Billing-pipeline invoices (those generated via POST /v1/billing/billing_invoice) do auto-retry — Billings::RetryFailedChargesJob runs daily at 2 AM and retries failed billing charges up to 3 attempts within 72 hours. See build postpaid billing for the recovery semantics.
Metadata as a client-side idempotency tracker
A pragmatic workaround for endpoints without dedup: pass your own UUID in the request's metadata field, then query by that metadata on retry:
# First attempt
curl --request POST \
--url https://api.framepayments.com/v1/transfers \
--data '{
"amount": 5000,
"currency": "USD",
"account_id": "<account_id>",
"payment_method_id": "<payment_method_id>",
"metadata": { "idem_key": "<your_uuid>" }
}'
# On timeout, before retrying: query for the UUID
curl --request GET \
--url "https://api.framepayments.com/v1/charges?account_id=<account_id>" \
--header "Authorization: Bearer $FRAME_SECRET_KEY"
# ...iterate, check metadata for { idem_key: "<your_uuid>" }
If you find a record with the UUID, the original landed — use it. If not, retry safely.
The downside: metadata is limited (20 entries per object, 40-char keys, 100-char values), so reserve one key for the idempotency UUID and never reuse it for anything else.
Why Frame doesn't have a header-based key (yet)
It's a real gap in V1, not a deliberate design choice. Adding Idempotency-Key middleware is a candidate for V2 — it would let merchants pass a UUID per request and Frame would store the response keyed on it, returning the cached response on retry instead of re-executing. Until then, the patterns above are the workarounds.
If your platform is materially affected by the gap (high transfer volume + unreliable network paths), contact Frame support — there may be lower-level processor-side guarantees that help.
Gotchas
Symptom: you retried a transfer create after a timeout and ended up with two charges. Why: there's no built-in dedup on the transfer surface, and blind retry duplicated the request. Fix: implement the query-before-retry pattern above. Refund the duplicate.
Symptom: your billing events keep getting duplicate_reference responses even though you meant to log distinct events. Why: your reference derivation isn't producing unique values per event — probably collapsing to the same value when you intended otherwise (e.g., using just customer_id without a timestamp). Fix: include enough variability in the reference to uniquely identify each logical event (request ID, timestamp at millisecond precision, action+entity composite).

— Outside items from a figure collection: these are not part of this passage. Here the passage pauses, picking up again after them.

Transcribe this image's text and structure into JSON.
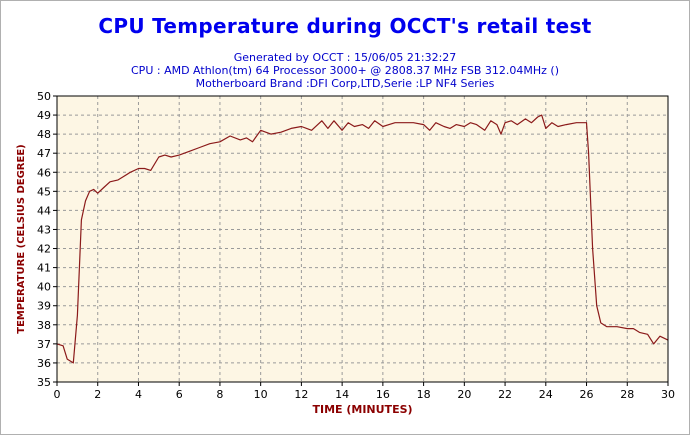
{
  "title": "CPU Temperature during OCCT's retail test",
  "subtitle_lines": [
    "Generated by OCCT : 15/06/05 21:32:27",
    "CPU : AMD Athlon(tm) 64 Processor 3000+ @ 2808.37 MHz FSB 312.04MHz ()",
    "Motherboard Brand :DFI Corp,LTD,Serie :LP NF4 Series"
  ],
  "colors": {
    "title": "#0000ee",
    "subtitle": "#0000cc",
    "axis_label": "#8b0000",
    "line": "#8b1a1a",
    "plot_bg": "#fdf6e4",
    "grid": "#9a9a9a"
  },
  "chart_data": {
    "type": "line",
    "title": "CPU Temperature during OCCT's retail test",
    "xlabel": "TIME (MINUTES)",
    "ylabel": "TEMPERATURE (CELSIUS DEGREE)",
    "xlim": [
      0,
      30
    ],
    "ylim": [
      35,
      50
    ],
    "xticks": [
      0,
      2,
      4,
      6,
      8,
      10,
      12,
      14,
      16,
      18,
      20,
      22,
      24,
      26,
      28,
      30
    ],
    "yticks": [
      35,
      36,
      37,
      38,
      39,
      40,
      41,
      42,
      43,
      44,
      45,
      46,
      47,
      48,
      49,
      50
    ],
    "grid": true,
    "series": [
      {
        "color": "#8b1a1a",
        "x": [
          0,
          0.3,
          0.5,
          0.8,
          1.0,
          1.2,
          1.4,
          1.6,
          1.8,
          2.0,
          2.3,
          2.6,
          3.0,
          3.3,
          3.6,
          4.0,
          4.3,
          4.6,
          5.0,
          5.3,
          5.6,
          6.0,
          6.5,
          7.0,
          7.5,
          8.0,
          8.5,
          9.0,
          9.3,
          9.6,
          10.0,
          10.5,
          11.0,
          11.5,
          12.0,
          12.5,
          13.0,
          13.3,
          13.6,
          14.0,
          14.3,
          14.6,
          15.0,
          15.3,
          15.6,
          16.0,
          16.3,
          16.6,
          17.0,
          17.5,
          18.0,
          18.3,
          18.6,
          19.0,
          19.3,
          19.6,
          20.0,
          20.3,
          20.6,
          21.0,
          21.3,
          21.6,
          21.8,
          22.0,
          22.3,
          22.6,
          23.0,
          23.3,
          23.6,
          23.8,
          24.0,
          24.3,
          24.6,
          25.0,
          25.5,
          26.0,
          26.1,
          26.3,
          26.5,
          26.7,
          27.0,
          27.5,
          28.0,
          28.3,
          28.6,
          29.0,
          29.3,
          29.6,
          30.0
        ],
        "y": [
          37.0,
          36.9,
          36.2,
          36.0,
          38.5,
          43.5,
          44.5,
          45.0,
          45.1,
          44.9,
          45.2,
          45.5,
          45.6,
          45.8,
          46.0,
          46.2,
          46.2,
          46.1,
          46.8,
          46.9,
          46.8,
          46.9,
          47.1,
          47.3,
          47.5,
          47.6,
          47.9,
          47.7,
          47.8,
          47.6,
          48.2,
          48.0,
          48.1,
          48.3,
          48.4,
          48.2,
          48.7,
          48.3,
          48.7,
          48.2,
          48.6,
          48.4,
          48.5,
          48.3,
          48.7,
          48.4,
          48.5,
          48.6,
          48.6,
          48.6,
          48.5,
          48.2,
          48.6,
          48.4,
          48.3,
          48.5,
          48.4,
          48.6,
          48.5,
          48.2,
          48.7,
          48.5,
          48.0,
          48.6,
          48.7,
          48.5,
          48.8,
          48.6,
          48.9,
          49.0,
          48.3,
          48.6,
          48.4,
          48.5,
          48.6,
          48.6,
          47.0,
          42.0,
          39.0,
          38.1,
          37.9,
          37.9,
          37.8,
          37.8,
          37.6,
          37.5,
          37.0,
          37.4,
          37.2
        ]
      }
    ]
  }
}
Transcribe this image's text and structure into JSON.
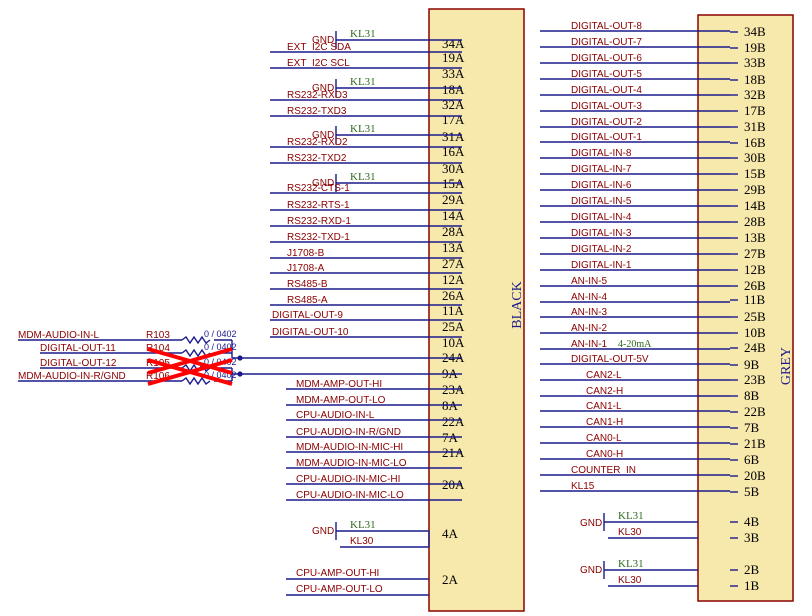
{
  "connectors": {
    "black": {
      "label": "BLACK",
      "color": "#f7e8ac"
    },
    "grey": {
      "label": "GREY",
      "color": "#f7e8ac"
    }
  },
  "colors": {
    "wire": "#1a1a8c",
    "net_label": "#8b0000",
    "gnd_net": "#2e6b1f",
    "box_border": "#8b0000",
    "cross": "#ff0000"
  },
  "black_pins": [
    "34A",
    "19A",
    "33A",
    "18A",
    "32A",
    "17A",
    "31A",
    "16A",
    "30A",
    "15A",
    "29A",
    "14A",
    "28A",
    "13A",
    "27A",
    "12A",
    "26A",
    "11A",
    "25A",
    "10A",
    "24A",
    "9A",
    "23A",
    "8A",
    "22A",
    "7A",
    "21A",
    "20A",
    "4A",
    "2A"
  ],
  "black_nets": [
    "GND",
    "KL31",
    "EXT_I2C SDA",
    "EXT_I2C SCL",
    "GND",
    "KL31",
    "RS232-RXD3",
    "RS232-TXD3",
    "GND",
    "KL31",
    "RS232-RXD2",
    "RS232-TXD2",
    "GND",
    "KL31",
    "RS232-CTS-1",
    "RS232-RTS-1",
    "RS232-RXD-1",
    "RS232-TXD-1",
    "J1708-B",
    "J1708-A",
    "RS485-B",
    "RS485-A",
    "DIGITAL-OUT-9",
    "DIGITAL-OUT-10",
    "MDM-AMP-OUT-HI",
    "MDM-AMP-OUT-LO",
    "CPU-AUDIO-IN-L",
    "CPU-AUDIO-IN-R/GND",
    "MDM-AUDIO-IN-MIC-HI",
    "MDM-AUDIO-IN-MIC-LO",
    "CPU-AUDIO-IN-MIC-HI",
    "CPU-AUDIO-IN-MIC-LO",
    "GND",
    "KL31",
    "KL30",
    "CPU-AMP-OUT-HI",
    "CPU-AMP-OUT-LO"
  ],
  "resistor_block": {
    "nets": [
      "MDM-AUDIO-IN-L",
      "DIGITAL-OUT-11",
      "DIGITAL-OUT-12",
      "MDM-AUDIO-IN-R/GND"
    ],
    "refs": [
      "R103",
      "R104",
      "R105",
      "R106"
    ],
    "value": "0 / 0402"
  },
  "grey_pins": [
    "34B",
    "19B",
    "33B",
    "18B",
    "32B",
    "17B",
    "31B",
    "16B",
    "30B",
    "15B",
    "29B",
    "14B",
    "28B",
    "13B",
    "27B",
    "12B",
    "26B",
    "11B",
    "25B",
    "10B",
    "24B",
    "9B",
    "23B",
    "8B",
    "22B",
    "7B",
    "21B",
    "6B",
    "20B",
    "5B",
    "4B",
    "3B",
    "2B",
    "1B"
  ],
  "grey_nets": [
    "DIGITAL-OUT-8",
    "DIGITAL-OUT-7",
    "DIGITAL-OUT-6",
    "DIGITAL-OUT-5",
    "DIGITAL-OUT-4",
    "DIGITAL-OUT-3",
    "DIGITAL-OUT-2",
    "DIGITAL-OUT-1",
    "DIGITAL-IN-8",
    "DIGITAL-IN-7",
    "DIGITAL-IN-6",
    "DIGITAL-IN-5",
    "DIGITAL-IN-4",
    "DIGITAL-IN-3",
    "DIGITAL-IN-2",
    "DIGITAL-IN-1",
    "AN-IN-5",
    "AN-IN-4",
    "AN-IN-3",
    "AN-IN-2",
    "AN-IN-1",
    "4-20mA",
    "DIGITAL-OUT-5V",
    "CAN2-L",
    "CAN2-H",
    "CAN1-L",
    "CAN1-H",
    "CAN0-L",
    "CAN0-H",
    "COUNTER_IN",
    "KL15",
    "GND",
    "KL31",
    "KL30",
    "GND",
    "KL31",
    "KL30"
  ]
}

Symptom: your webhook handler processed the same event twice and applied a side effect twice. Why: Frame retries failed deliveries; your handler isn't deduping. Fix: implement the event-ID dedup pattern above. The event's id is stable across retries.
Reference
For the only built-in idempotency primitive, see POST/v1/billing/metering_events. For the recovery patterns on charge surfaces, see transfers + handle declines.